I run a music website for amateur musicians where we have a rating system based on a score out of 10, which is then calculated into an overall score out of 100. We have a "credibility" points system for users which directly influences the average score at the point of rating, but the next step is to implement a chart system which uses this data effectively.
I'll try and explain exactly how it all works so you can see which data I have at my disposal.
- A site member rates a track between 1 and 10.
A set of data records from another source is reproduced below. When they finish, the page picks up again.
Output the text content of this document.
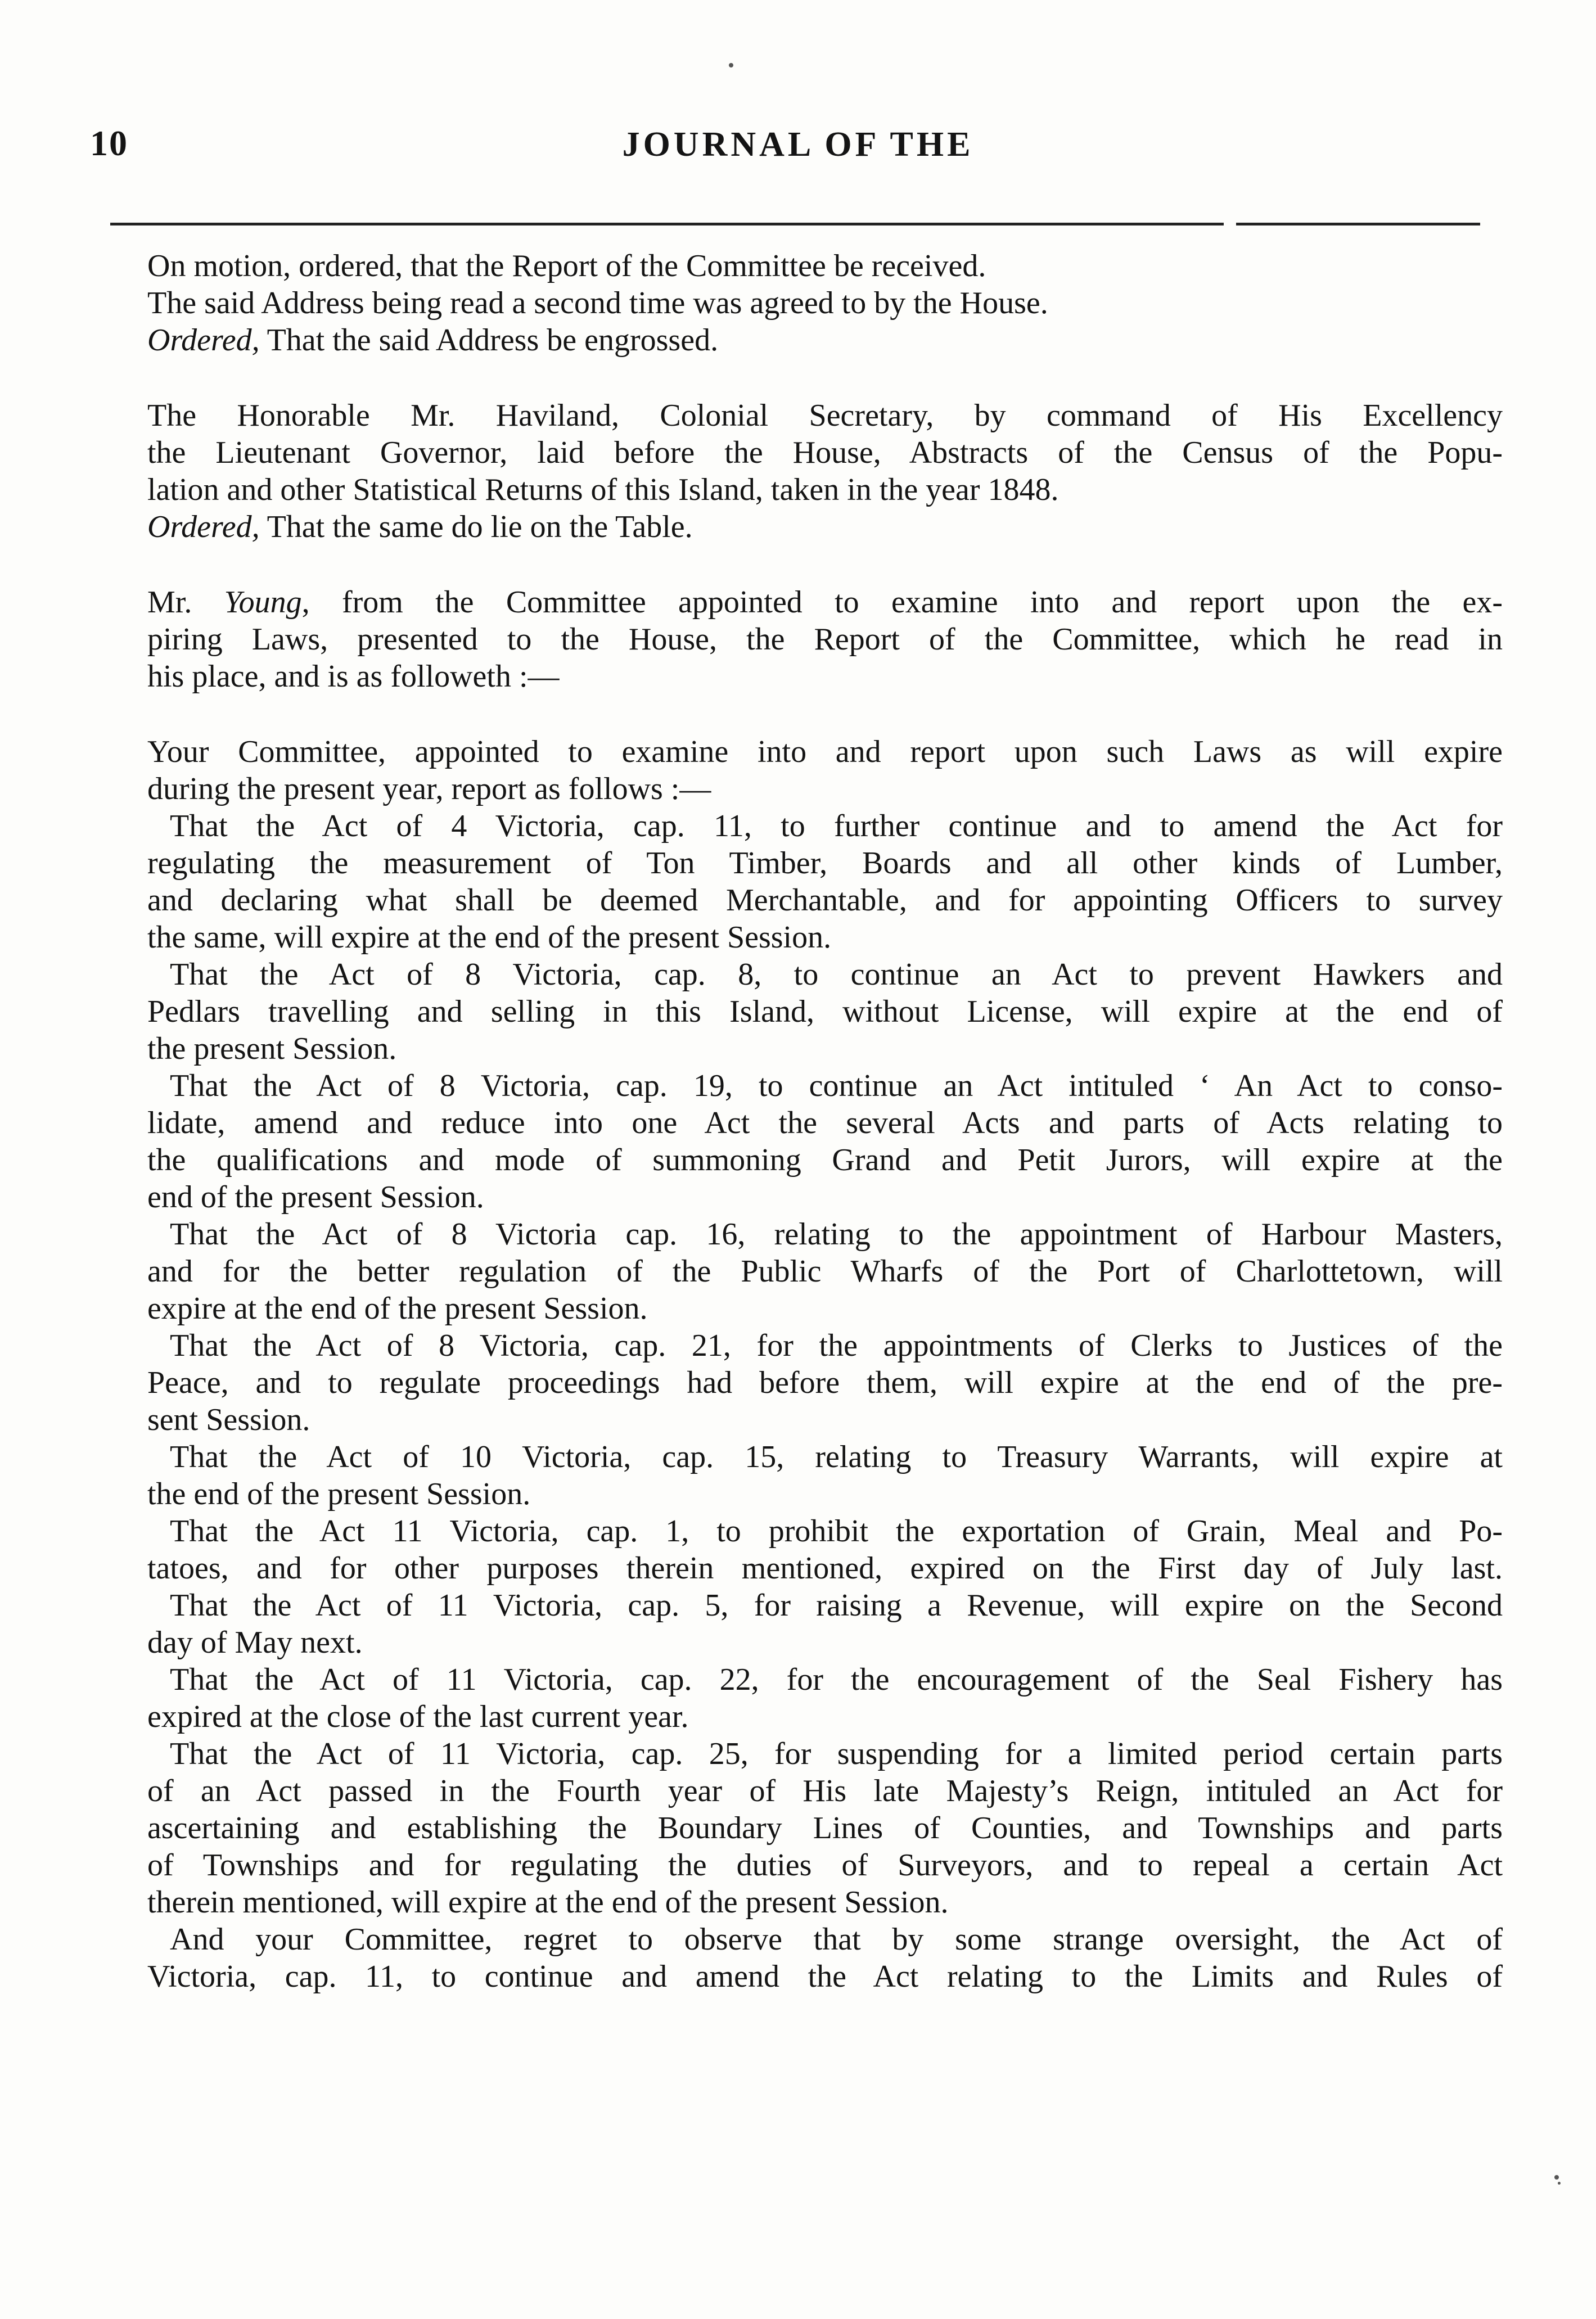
10	JOURNAL OF THE
On motion, ordered, that the Report of the Committee be received.
The said Address being read a second time was agreed to by the House.
Ordered, That the said Address be engrossed.
The Honorable Mr. Haviland, Colonial Secretary, by command of His Excellency
the Lieutenant Governor, laid before the House, Abstracts of the Census of the Popu-
lation and other Statistical Returns of this Island, taken in the year 1848.
Ordered, That the same do lie on the Table.
Mr. Young, from the Committee appointed to examine into and report upon the ex-
piring Laws, presented to the House, the Report of the Committee, which he read in
his place, and is as followeth :—
Your Committee, appointed to examine into and report upon such Laws as will expire
during the present year, report as follows :—
That the Act of 4 Victoria, cap. 11, to further continue and to amend the Act for
regulating the measurement of Ton Timber, Boards and all other kinds of Lumber,
and declaring what shall be deemed Merchantable, and for appointing Officers to survey
the same, will expire at the end of the present Session.
That the Act of 8 Victoria, cap. 8, to continue an Act to prevent Hawkers and
Pedlars travelling and selling in this Island, without License, will expire at the end of
the present Session.
That the Act of 8 Victoria, cap. 19, to continue an Act intituled ‘ An Act to conso-
lidate, amend and reduce into one Act the several Acts and parts of Acts relating to
the qualifications and mode of summoning Grand and Petit Jurors, will expire at the
end of the present Session.
That the Act of 8 Victoria cap. 16, relating to the appointment of Harbour Masters,
and for the better regulation of the Public Wharfs of the Port of Charlottetown, will
expire at the end of the present Session.
That the Act of 8 Victoria, cap. 21, for the appointments of Clerks to Justices of the
Peace, and to regulate proceedings had before them, will expire at the end of the pre-
sent Session.
That the Act of 10 Victoria, cap. 15, relating to Treasury Warrants, will expire at
the end of the present Session.
That the Act 11 Victoria, cap. 1, to prohibit the exportation of Grain, Meal and Po-
tatoes, and for other purposes therein mentioned, expired on the First day of July last.
That the Act of 11 Victoria, cap. 5, for raising a Revenue, will expire on the Second
day of May next.
That the Act of 11 Victoria, cap. 22, for the encouragement of the Seal Fishery has
expired at the close of the last current year.
That the Act of 11 Victoria, cap. 25, for suspending for a limited period certain parts
of an Act passed in the Fourth year of His late Majesty’s Reign, intituled an Act for
ascertaining and establishing the Boundary Lines of Counties, and Townships and parts
of Townships and for regulating the duties of Surveyors, and to repeal a certain Act
therein mentioned, will expire at the end of the present Session.
And your Committee, regret to observe that by some strange oversight, the Act of
Victoria, cap. 11, to continue and amend the Act relating to the Limits and Rules of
- That site member has a "credibility" score, which is just a total of points accumulated for various activities around the site. A user gains, for example, 100 points for giving a rating so the more ratings they give, the higher their "credibility" score. Only the total credibility score is saved in the database, updated each time a user performs an activity with a points reward attached. These individual activities are not stored.
- Based on the credibility of this user compared to other users who have rated the track, a weighted average is calculated for the track, which is then stored as a number between 1 and 100 in the tracks table.
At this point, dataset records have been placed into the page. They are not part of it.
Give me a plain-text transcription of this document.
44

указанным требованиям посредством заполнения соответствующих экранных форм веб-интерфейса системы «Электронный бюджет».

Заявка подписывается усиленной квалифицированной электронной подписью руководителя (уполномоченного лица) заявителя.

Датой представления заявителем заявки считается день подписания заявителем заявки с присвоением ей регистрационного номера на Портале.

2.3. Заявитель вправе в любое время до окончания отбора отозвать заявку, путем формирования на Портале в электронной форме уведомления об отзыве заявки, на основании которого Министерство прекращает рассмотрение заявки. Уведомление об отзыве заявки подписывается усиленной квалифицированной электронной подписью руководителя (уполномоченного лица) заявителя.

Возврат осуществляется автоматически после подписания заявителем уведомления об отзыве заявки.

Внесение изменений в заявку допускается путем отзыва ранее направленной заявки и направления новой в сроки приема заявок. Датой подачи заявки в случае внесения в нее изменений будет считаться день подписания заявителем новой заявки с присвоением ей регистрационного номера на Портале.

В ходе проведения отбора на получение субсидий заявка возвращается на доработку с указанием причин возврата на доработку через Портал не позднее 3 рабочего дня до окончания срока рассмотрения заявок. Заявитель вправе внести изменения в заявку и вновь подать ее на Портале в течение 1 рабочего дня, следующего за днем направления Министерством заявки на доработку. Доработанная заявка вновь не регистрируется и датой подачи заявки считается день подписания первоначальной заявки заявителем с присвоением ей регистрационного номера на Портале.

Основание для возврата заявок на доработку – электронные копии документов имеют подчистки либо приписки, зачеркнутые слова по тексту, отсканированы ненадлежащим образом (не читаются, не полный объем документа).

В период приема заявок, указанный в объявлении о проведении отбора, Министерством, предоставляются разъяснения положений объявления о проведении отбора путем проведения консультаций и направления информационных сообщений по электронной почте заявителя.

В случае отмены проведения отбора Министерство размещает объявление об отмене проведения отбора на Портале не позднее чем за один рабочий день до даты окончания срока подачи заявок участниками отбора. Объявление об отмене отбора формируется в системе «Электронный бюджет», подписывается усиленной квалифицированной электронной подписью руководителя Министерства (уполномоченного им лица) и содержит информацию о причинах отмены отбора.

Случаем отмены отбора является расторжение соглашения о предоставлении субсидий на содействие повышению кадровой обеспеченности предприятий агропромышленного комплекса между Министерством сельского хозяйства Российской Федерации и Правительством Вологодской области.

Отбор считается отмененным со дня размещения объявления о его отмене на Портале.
- In the tracks table, the number of times a track is listened to (i.e. number of plays) is also stored as a total.
So the data I have to work with is:
- Overall rating for the track (number between 1 and 100)
- Number of ratings for the track
- Number of plays for the track
In the chart system I want to create a ranking that uses the above 3 sets of data to create a fair balance between quality (overall rating, normalized with number of ratings) and popularity (number of plays). BUT the system should factor quality more heavily than popularity, so for example the quality aspect makes up 75% of the normalized ranking and popularity 25%.
After a search on this site I found the IMDB Bayesian-style system which is helpful for working out the quality aspect, but how do I add in the popularity (number of plays) and have it balanced in the way I want?
The site is written in PHP and MySQL if that helps.
EDIT: the title says "number of clicks" but this is basically the direct equivalent of "number of plays".